It is the enduring buzzword of the revolutionary of all stripes and it connotes such a multitude of individual meanings that it is batted about without ever being examined. Struggle: the clarion call of all who would seek to overthrow the perceived overlords in their lives and rise to their own independence.

The word “struggle” is ubiquitous in revolutionary literature. Voltaire said, “My life is a struggle.” Engels wrote that “[T]he whole history of mankind […] has been a history of class struggles, contests between exploiting and exploited, ruling and oppressed classes […].” Mao Tse-Tung wrote: “Once all struggle is grasped, miracles are possible.” Hitler entitled his book Mein Kamp (“My Struggle”). And what does jihad mean but “struggle”?

What is the implication of the use of this word in social rhetoric? Just this: that if I try hard enough I can overcome the power over me with my own power or with the collective power of those who agree with me. I can do it. We can do it.

There is something very telling in the depictions of people in socialist propaganda posters. They are always very healthy, strong, intelligent. The farmer with his ramrod posture and sinewy forearms stands in front of a tractor or field of golden wheat. The thinker stands next to the soldier, both robust and enthusiastic. The only people who do not appear as glowing specimens of humanity are the actual leaders. Lenin looks like an old man. Stalin can’t lose the double chin. Mao is overweight. Hitler looks a bit too puny. But these are when photographs are used. When an artist drew the men they looked much more dashing and strong. The depiction of Hitler as a knight comes to mind. The years seem to fall away from a more spritely Lenin. Mao never improved much either way. The strength of the people is highlighted but the inconvenient reality remains: people are still just people. The message that our struggle is enough because we are strong enough does not reflect the reality of who we are.

The Bible holds a quite different message. At the impossible prospect of escaping the pharaoh’s chariots at the Red Sea Moses told the people: “Fear not, stand firm, and see the salvation of the Lord, which he will work for you today. For the Egyptians whom you see today, you shall never see again. The Lord will fight for you, and you have only to be silent.” In Samuel’s last address to the Israelites he said, “Now therefore stand still and see this great thing that the Lord will do before your eyes.” Before a great battle the prophet Jahaziel told the king, “You will not need to fight in this battle. Stand firm, hold your position, and see the salvation of the Lord on your behalf, O Judah and Jerusalem.’ Do not be afraid and do not be dismayed. Tomorrow go out against them, and the Lord will be with you.” In Psalm 46:10 the sons of Korah wrote, “Be still and know that I am God. I will be exalted among the nations. I will be exalted in the earth!”

“Stand firm”. “Stand still”. “Stand firm”. “Be still”. What the Bible offers is a mighty God, sufficiently powerful to overcome on your behalf. Scripture does not have to alter a person’s image in order to hide the weakness of reality behind the power of the paintbrush.
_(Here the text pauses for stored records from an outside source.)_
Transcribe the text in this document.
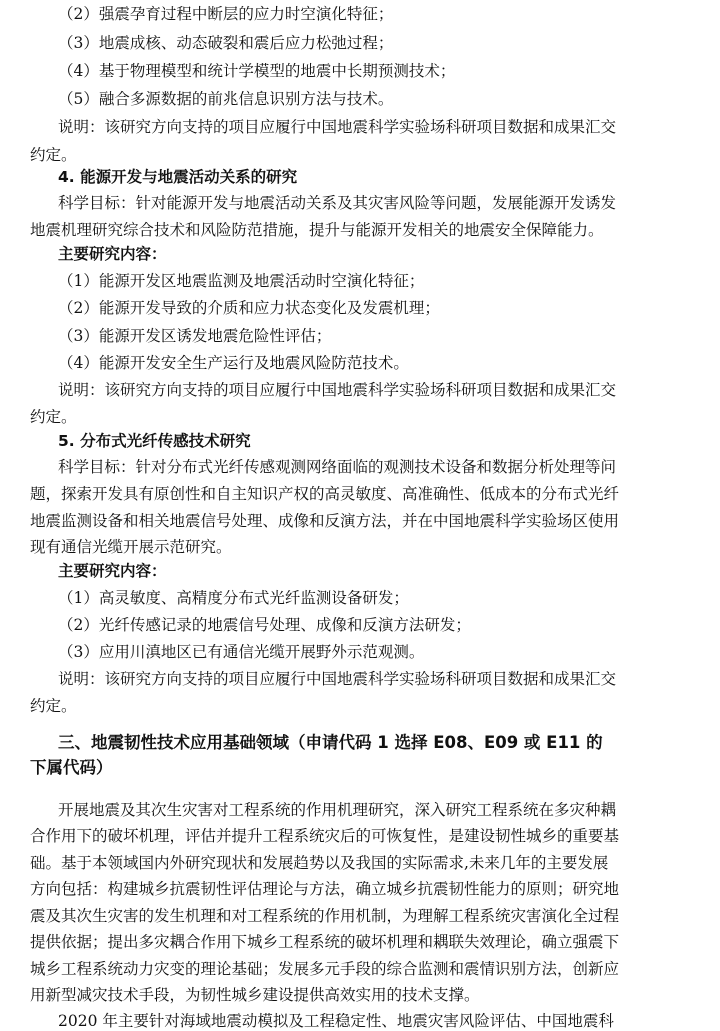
（2）强震孕育过程中断层的应力时空演化特征；

（3）地震成核、动态破裂和震后应力松弛过程；

（4）基于物理模型和统计学模型的地震中长期预测技术；

（5）融合多源数据的前兆信息识别方法与技术。

说明：该研究方向支持的项目应履行中国地震科学实验场科研项目数据和成果汇交

约定。

4. 能源开发与地震活动关系的研究

科学目标：针对能源开发与地震活动关系及其灾害风险等问题，发展能源开发诱发

地震机理研究综合技术和风险防范措施，提升与能源开发相关的地震安全保障能力。

主要研究内容：

（1）能源开发区地震监测及地震活动时空演化特征；

（2）能源开发导致的介质和应力状态变化及发震机理；

（3）能源开发区诱发地震危险性评估；

（4）能源开发安全生产运行及地震风险防范技术。

说明：该研究方向支持的项目应履行中国地震科学实验场科研项目数据和成果汇交

约定。

5. 分布式光纤传感技术研究

科学目标：针对分布式光纤传感观测网络面临的观测技术设备和数据分析处理等问

题，探索开发具有原创性和自主知识产权的高灵敏度、高准确性、低成本的分布式光纤

地震监测设备和相关地震信号处理、成像和反演方法，并在中国地震科学实验场区使用

现有通信光缆开展示范研究。

主要研究内容：

（1）高灵敏度、高精度分布式光纤监测设备研发；

（2）光纤传感记录的地震信号处理、成像和反演方法研发；

（3）应用川滇地区已有通信光缆开展野外示范观测。

说明：该研究方向支持的项目应履行中国地震科学实验场科研项目数据和成果汇交

约定。

三、地震韧性技术应用基础领域（申请代码 1 选择 E08、E09 或 E11 的

下属代码）

开展地震及其次生灾害对工程系统的作用机理研究，深入研究工程系统在多灾种耦

合作用下的破坏机理，评估并提升工程系统灾后的可恢复性，是建设韧性城乡的重要基

础。基于本领域国内外研究现状和发展趋势以及我国的实际需求,未来几年的主要发展

方向包括：构建城乡抗震韧性评估理论与方法，确立城乡抗震韧性能力的原则；研究地

震及其次生灾害的发生机理和对工程系统的作用机制，为理解工程系统灾害演化全过程

提供依据；提出多灾耦合作用下城乡工程系统的破坏机理和耦联失效理论，确立强震下

城乡工程系统动力灾变的理论基础；发展多元手段的综合监测和震情识别方法，创新应

用新型减灾技术手段，为韧性城乡建设提供高效实用的技术支撑。

2020 年主要针对海域地震动模拟及工程稳定性、地震灾害风险评估、中国地震科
It is honest about the weakness of man and like the father to whom the little child says, “I can do it myself!” is never swayed by vain professions of strength.

When the Jews hailed Jesus as the one who would complete their struggle over their political oppressors they forgot that he had said that the truth shall set them free. When they nailed him to the cross with that sign above his head they forgot that he told them that the one who sins is a slave to sin. When they buried him in the grave the disciples feared both Rome and the Jews under Rome. But when he rose they knew the Son had made them free indeed.